Board observers are becoming increasingly popular across a broad range of businesses. A board observer is an individual who attends board meetings for a company. However, as implied by their name, they simply observe. They do not have any voting rights. Rather, board observers take on an advisory role as part of the board.Â
Who appoints a board observer?
Board observers are generally selected and appointed by investors with significant equity in the company. This is so investors can help guide the direction of the organisation and influence company decisions. It also provides the investor with more insight into the business itself. Board observers are often preferred by investors over appointing a director. The appointment of a director involves significant responsibilities and liabilities. The Australian Securities and Investments Commission (ASIC) prescribes these legal obligations. Further, the investors themselves are typically not entitled to a seat on the board, or simply, decide against taking up such a position.
Why appoint a board observer?
Board observers can be beneficial as they provide an additional opinion on key company decisions. Having this insight from the perspective of your investors, without having to give up any control of the board, can be a really great option for many companies. However, it is important to note that board observers do also pose a risk. As investor representatives, board observers may place continued emphasis on the interests of the investor rather than the holistic wellbeing of the company.
What is a board observer agreement?
A board observer agreement is a contract that clearly sets out the rights and responsibilities that come with the role. This contractual agreement will provide protection for your company, whilst also making clear what the role will be. This is a great way to avoid any confusion or conflict with investors. Alternatively, you may decide to set out their rights and responsibilities within your company’s shareholder agreement.

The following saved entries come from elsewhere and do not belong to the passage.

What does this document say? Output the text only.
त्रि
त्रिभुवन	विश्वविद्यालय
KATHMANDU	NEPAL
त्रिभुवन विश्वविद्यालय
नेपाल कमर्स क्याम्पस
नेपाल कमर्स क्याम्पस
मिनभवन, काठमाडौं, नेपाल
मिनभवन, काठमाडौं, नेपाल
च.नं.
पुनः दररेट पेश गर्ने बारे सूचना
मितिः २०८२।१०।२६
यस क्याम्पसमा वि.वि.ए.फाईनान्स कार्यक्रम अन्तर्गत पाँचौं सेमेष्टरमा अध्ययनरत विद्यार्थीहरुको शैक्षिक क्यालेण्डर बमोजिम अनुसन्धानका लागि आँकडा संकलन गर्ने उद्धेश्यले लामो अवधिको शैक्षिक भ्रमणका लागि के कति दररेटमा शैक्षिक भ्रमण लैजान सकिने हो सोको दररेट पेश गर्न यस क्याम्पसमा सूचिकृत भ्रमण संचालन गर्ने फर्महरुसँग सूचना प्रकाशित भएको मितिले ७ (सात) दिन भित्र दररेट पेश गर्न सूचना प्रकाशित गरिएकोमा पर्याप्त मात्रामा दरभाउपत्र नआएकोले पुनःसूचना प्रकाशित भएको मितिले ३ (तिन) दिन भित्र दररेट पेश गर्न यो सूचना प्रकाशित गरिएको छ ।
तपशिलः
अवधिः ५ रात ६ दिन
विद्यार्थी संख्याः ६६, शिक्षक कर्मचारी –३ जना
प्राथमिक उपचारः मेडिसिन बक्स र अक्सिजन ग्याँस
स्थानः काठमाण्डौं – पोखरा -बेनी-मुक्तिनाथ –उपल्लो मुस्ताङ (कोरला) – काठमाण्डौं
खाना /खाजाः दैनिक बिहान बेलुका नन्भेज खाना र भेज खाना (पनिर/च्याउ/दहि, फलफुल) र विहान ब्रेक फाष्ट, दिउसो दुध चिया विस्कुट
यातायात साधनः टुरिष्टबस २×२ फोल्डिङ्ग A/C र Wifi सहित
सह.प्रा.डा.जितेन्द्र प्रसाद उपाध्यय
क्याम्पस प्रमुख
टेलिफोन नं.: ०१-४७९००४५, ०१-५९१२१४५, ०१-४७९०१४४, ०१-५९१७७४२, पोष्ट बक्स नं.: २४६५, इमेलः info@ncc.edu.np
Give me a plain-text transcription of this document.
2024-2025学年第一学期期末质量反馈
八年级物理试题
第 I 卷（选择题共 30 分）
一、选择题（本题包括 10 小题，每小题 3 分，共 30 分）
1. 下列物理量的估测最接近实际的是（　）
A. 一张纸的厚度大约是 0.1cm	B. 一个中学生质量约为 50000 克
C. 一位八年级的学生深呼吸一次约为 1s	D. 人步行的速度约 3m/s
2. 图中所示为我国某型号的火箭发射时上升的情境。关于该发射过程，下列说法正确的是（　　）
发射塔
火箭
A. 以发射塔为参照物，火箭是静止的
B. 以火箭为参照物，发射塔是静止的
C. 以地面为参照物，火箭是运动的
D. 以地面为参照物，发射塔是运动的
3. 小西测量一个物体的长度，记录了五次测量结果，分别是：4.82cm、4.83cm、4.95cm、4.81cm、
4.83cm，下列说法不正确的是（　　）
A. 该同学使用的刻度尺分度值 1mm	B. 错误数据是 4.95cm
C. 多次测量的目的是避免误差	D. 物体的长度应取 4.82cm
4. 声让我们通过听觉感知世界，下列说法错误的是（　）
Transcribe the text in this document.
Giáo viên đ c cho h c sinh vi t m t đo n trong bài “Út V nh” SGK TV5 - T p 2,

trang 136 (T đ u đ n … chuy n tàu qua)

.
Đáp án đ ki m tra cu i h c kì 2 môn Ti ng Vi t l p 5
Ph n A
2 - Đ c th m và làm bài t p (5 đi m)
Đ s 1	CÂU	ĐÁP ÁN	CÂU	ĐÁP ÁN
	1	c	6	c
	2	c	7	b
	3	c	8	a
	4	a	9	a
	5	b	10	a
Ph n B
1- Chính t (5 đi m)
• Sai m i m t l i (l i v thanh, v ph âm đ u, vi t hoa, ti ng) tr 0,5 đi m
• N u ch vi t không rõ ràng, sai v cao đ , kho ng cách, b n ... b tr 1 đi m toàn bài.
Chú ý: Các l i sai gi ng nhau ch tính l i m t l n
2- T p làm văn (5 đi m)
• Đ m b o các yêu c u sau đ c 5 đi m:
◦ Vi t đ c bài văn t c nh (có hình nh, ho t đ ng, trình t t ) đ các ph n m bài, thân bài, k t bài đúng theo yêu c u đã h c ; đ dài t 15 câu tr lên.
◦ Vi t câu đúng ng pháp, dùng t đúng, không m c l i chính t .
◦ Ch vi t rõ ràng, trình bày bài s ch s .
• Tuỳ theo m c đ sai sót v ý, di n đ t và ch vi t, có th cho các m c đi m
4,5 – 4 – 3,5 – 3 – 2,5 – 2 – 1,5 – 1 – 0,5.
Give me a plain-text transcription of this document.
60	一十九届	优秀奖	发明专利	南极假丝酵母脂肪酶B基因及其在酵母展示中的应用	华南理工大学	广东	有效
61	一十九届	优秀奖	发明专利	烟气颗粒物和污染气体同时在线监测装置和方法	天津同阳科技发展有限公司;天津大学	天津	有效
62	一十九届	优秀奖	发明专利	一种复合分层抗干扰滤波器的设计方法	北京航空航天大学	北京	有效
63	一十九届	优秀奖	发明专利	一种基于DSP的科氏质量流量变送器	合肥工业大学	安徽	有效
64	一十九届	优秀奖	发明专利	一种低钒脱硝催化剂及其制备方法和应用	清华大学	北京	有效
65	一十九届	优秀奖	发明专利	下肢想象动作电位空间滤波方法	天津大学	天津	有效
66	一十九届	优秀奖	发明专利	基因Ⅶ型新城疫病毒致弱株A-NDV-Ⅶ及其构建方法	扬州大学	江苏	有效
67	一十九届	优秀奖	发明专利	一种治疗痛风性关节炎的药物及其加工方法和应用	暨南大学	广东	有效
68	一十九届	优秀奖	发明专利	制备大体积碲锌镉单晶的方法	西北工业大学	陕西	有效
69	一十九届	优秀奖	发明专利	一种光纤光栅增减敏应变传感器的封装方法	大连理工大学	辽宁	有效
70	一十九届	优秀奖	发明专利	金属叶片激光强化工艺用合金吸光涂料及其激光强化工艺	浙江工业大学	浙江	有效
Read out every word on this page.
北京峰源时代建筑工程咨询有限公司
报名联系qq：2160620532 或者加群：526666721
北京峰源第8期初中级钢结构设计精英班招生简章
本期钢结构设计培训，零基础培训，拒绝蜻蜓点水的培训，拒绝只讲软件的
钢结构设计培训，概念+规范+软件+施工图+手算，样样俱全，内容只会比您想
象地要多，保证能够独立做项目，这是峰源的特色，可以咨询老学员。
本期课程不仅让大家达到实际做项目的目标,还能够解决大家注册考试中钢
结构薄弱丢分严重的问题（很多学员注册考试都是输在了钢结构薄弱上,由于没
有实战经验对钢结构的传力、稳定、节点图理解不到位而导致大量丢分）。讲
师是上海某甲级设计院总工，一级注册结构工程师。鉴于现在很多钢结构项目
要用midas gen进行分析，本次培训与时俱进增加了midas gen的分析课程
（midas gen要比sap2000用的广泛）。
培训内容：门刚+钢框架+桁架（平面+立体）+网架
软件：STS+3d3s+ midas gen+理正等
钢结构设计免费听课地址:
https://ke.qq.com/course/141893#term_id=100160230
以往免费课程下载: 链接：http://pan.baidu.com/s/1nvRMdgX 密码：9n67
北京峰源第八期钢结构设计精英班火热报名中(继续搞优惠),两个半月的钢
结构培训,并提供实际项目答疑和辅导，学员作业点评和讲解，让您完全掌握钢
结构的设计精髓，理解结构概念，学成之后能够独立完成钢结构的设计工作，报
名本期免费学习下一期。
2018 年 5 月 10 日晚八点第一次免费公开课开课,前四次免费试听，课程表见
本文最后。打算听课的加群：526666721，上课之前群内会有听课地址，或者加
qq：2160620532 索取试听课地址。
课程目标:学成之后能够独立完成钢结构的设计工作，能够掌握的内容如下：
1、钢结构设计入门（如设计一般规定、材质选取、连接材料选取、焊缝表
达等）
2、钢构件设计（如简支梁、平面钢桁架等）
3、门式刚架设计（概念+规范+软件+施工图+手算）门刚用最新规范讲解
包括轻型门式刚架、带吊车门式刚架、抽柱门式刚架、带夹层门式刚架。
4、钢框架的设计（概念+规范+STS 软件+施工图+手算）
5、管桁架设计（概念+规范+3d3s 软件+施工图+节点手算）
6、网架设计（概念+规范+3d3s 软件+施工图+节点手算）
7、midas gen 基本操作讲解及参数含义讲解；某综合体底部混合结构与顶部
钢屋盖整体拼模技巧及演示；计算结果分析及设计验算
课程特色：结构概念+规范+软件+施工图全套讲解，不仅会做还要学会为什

Corporations law does not govern board observer rights and obligations. Contract governs the role in its entirety. This may be via a board observer agreement or shareholder agreement. Therefore, it is imperative that companies take the time to draft these documents very carefully, and in significant detail.
What to include in the agreement
The contents of the agreement will vary significantly between organisations. The type of business, industry, investors’ expectations, and future plans for the business will all influence what your board observer agreement looks like.
However, some common clauses found in this agreement include:
- Right to appoint
- Procedural matters
- Scope of the role
- Limitations of the role (including no right to vote)
- Length of term
- Remuneration and expenses
- Confidentiality
To ensure your agreement addresses your business’s circumstances, and protects your interests, it would be wise to consult with a lawyer.
A board observer is a great way to promote a strong relationship with investors. It can be extremely beneficial for both parties. Investors are provided with more insight into the company they have invested in. Businesses are able to receive an additional viewpoint and knowledge from this investor representative. A detailed and complete agreement between parties is needed, however, to avoid any potential conflict or confusion.